New research has identified the barriers faced by older people looking to set up a new business, and highlighted the potential cost of inaction to the UK economy.
The research by The Olderpreneur Alliance shows that while more over-50s than ever are thinking about going it alone with self-employment or a new business venture, they report a range of obstacles – from a lack of start-up and investment capital to difficulties accessing business support services and training.
Dr Isabella Moore CBE (pictured), who’s doctoral research into the subject led her to launch The Olderpreneurship Alliance at the age of 74 years, is now calling on government, business support services and financial institutions to do more to encourage and support so-called ‘olderpreneurs’ in response to the need for economic growth in the UK’s ageing society.

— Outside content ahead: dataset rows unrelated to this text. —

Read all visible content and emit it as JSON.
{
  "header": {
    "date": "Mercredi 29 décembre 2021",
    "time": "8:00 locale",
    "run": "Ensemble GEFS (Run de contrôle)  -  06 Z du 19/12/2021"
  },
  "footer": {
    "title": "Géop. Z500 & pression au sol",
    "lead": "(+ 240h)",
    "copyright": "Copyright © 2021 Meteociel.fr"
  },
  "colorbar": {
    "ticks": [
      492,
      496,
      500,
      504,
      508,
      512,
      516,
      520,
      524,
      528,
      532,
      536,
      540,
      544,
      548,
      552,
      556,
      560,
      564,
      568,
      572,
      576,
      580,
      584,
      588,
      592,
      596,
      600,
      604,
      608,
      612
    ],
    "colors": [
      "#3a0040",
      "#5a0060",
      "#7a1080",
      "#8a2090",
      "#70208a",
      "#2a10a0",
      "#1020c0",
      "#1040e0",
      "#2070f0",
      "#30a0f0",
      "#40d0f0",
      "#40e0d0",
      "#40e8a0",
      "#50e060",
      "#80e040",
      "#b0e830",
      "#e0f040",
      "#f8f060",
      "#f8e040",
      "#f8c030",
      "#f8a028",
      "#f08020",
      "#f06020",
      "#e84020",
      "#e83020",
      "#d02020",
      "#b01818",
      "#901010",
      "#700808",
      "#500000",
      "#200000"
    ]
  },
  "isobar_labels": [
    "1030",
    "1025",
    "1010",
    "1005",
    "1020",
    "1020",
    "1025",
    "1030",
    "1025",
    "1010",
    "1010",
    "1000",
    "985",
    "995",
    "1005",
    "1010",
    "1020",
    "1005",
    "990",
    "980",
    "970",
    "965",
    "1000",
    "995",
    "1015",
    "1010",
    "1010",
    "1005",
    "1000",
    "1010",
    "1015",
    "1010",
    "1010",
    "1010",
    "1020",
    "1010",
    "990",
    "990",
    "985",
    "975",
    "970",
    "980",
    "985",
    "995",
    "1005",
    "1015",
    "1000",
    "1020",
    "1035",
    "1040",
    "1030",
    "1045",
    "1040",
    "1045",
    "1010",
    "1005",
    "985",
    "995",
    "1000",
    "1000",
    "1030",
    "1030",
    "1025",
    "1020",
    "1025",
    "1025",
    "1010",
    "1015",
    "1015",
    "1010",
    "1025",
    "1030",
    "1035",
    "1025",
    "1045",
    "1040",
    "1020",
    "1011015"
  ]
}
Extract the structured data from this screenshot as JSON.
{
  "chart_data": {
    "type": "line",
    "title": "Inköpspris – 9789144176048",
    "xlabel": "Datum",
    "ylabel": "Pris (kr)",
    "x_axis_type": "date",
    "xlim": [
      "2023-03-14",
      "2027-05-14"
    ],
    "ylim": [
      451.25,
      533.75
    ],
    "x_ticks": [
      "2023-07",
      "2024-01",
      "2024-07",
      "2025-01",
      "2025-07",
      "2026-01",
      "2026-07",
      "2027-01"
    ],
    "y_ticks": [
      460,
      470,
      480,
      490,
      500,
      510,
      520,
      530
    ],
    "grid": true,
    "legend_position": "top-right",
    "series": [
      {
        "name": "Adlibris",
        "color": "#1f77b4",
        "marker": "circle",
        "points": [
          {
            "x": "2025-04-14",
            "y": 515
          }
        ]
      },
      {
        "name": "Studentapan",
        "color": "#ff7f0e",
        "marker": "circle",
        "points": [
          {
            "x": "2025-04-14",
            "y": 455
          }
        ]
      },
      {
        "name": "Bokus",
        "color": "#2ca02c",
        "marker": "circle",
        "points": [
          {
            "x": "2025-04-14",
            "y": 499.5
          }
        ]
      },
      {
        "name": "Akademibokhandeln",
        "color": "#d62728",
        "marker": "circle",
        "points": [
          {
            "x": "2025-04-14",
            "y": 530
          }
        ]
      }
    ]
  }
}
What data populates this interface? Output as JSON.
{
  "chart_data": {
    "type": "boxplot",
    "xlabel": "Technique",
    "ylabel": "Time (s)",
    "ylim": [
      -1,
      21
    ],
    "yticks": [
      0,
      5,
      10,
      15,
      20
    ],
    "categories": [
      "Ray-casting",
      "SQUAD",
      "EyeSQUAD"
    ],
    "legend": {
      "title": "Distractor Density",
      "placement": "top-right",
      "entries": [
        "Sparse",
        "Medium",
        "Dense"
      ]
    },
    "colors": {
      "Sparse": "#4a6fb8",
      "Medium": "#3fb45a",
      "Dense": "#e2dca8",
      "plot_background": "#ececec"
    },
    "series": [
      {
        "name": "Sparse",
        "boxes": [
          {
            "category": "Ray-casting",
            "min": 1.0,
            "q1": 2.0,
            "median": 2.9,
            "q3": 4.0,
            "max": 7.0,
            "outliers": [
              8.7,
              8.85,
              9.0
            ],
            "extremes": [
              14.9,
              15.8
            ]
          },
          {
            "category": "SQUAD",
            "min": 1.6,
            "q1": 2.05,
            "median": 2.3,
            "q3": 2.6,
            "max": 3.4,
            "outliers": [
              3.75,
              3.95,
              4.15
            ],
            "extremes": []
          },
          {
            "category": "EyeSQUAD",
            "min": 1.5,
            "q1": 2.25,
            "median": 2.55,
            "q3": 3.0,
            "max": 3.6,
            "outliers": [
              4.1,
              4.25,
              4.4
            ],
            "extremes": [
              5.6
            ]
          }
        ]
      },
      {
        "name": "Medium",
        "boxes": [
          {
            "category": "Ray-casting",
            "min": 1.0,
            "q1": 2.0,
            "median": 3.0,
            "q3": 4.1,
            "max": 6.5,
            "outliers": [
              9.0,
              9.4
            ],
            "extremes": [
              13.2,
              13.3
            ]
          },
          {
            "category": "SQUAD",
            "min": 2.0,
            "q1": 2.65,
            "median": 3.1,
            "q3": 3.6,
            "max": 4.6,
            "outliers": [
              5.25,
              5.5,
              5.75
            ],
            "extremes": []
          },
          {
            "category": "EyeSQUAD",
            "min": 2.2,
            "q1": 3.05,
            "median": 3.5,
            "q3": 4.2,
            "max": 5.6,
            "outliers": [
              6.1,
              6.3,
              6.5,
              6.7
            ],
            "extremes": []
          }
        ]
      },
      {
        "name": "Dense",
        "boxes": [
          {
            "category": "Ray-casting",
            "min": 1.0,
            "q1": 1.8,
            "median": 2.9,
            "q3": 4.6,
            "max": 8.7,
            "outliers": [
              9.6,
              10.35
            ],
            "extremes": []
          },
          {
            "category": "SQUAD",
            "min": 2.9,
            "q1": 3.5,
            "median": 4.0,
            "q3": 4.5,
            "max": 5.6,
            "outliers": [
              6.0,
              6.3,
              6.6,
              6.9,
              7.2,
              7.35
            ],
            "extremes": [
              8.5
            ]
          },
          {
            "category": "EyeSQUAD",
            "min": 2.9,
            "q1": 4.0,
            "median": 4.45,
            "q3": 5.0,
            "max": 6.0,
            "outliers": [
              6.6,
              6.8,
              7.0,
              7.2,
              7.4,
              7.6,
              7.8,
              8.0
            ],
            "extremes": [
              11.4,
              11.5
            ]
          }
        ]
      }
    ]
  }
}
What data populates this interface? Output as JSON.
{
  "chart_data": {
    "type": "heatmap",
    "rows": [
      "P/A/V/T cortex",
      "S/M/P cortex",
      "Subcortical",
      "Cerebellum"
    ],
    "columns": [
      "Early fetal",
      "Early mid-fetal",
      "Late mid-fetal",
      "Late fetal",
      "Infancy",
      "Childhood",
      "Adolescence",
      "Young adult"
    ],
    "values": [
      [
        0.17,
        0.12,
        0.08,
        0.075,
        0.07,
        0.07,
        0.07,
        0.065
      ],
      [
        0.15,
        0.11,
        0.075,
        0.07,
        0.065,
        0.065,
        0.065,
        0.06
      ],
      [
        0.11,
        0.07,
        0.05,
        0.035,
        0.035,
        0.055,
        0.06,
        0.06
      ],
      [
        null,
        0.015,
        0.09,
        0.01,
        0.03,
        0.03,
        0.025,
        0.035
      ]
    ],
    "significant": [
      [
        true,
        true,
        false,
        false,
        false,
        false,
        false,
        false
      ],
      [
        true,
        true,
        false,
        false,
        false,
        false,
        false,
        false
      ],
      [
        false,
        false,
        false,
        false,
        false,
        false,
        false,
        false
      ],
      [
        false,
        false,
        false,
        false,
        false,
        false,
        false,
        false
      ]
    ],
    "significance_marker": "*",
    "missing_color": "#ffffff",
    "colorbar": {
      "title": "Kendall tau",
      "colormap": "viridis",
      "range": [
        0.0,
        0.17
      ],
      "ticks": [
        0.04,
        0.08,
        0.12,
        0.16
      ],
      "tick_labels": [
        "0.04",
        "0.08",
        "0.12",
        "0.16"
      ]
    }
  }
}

Dr Moore, a successful entrepreneur and former President of the British Chambers of Commerce, said: “Business creation is an important driver of economic growth and innovation, both of which are vital in the current economic climate.
“For older people, later-life entrepreneurship can provide a life-changing opportunity when they find it difficult to obtain full-time work or realise that pension income is insufficient; or see in later life the perfect chance to fulfil long-held business ambitions.
“For these reasons, it is vital that olderpreneurship is given every opportunity to flourish. Unfortunately, all our research indicates that, as things stand, older people wishing to set up in business face a significant number of obstacles and challenges, not least of which are ageist attitudes towards older people.”
The number of UK businesses run by people aged 55+ has steadily increased over the past decade, with the fastest growing age group of new business owners being those aged over 65. Encouragingly, the older you are when you start your business, the more likely your chances of success. In the US, MIT found that a 50-year-old founder is twice as likely to build an enterprise that leads to either a market flotation or successful acquisition as a 30-year-old founder.
Despite this, The Olderpreneur Alliance found that older people often hold back from going it alone because of a complex mix of personal, social, and economic barriers. While a majority of older people feel that age equips later-life entrepreneurs with a range of skills and achievements that can be harnessed for business creation, many feel this experience is undervalued by the business and wider communities.
The lack of confidence this creates can significantly undermine the intention to become an entrepreneur, as well as the ability of older people to access the resources needed for the venture.
Many potential olderpreneurs report a lack of financial resources to fund their start-up and ongoing financial commitments but see financial institutions as reluctant to invest in later-life business creation and government-type grant applications as too complex.
Business support services such as training and mentoring are also felt to be geared to younger entrepreneurs. A high proportion of older men and women report they would find it difficult or uncomfortable to attend business networking events and feel they would not be taken seriously as a later-life entrepreneur.
The research also identified a number of gender-specific barriers. Despite clear evidence of older women outperforming men in terms of attitude to risk, confidence in the transferability of their skills and experience, and levels of resilience and perseverance, many report feeling excluded from the enterprise culture because they don’t fit the popular image of the young, male entrepreneur.
Dr Moore added: “It is clear that an army of potential olderpreneurs stands ready and willing to mobilise, with the potential to make a huge economic and social contribution to this country.
“But what stands out strongly from our research is that both women and men in later life report difficulties in obtaining targeted, relevant business support to help them build both the practical business skills and the confidence they need to take this ambition forward.
“The Olderpreneur Alliance will shortly be launching its own mentoring and support services to help those looking to make this step in later-life, but we also urge all those in relevant government, business support and financial roles to consider how they can contribute to the unlocking of this vast, and largely untapped, resource.
“Banks and financial institutions need to acknowledge and then act to stimulate the untapped potential of later-life individuals seeking funding support and investment for business creation.
“Finally, and perhaps most importantly of all, we need an urgent change in our societal narrative – in the media and elsewhere – about later-life entrepreneurship, again particularly in relation to older women.”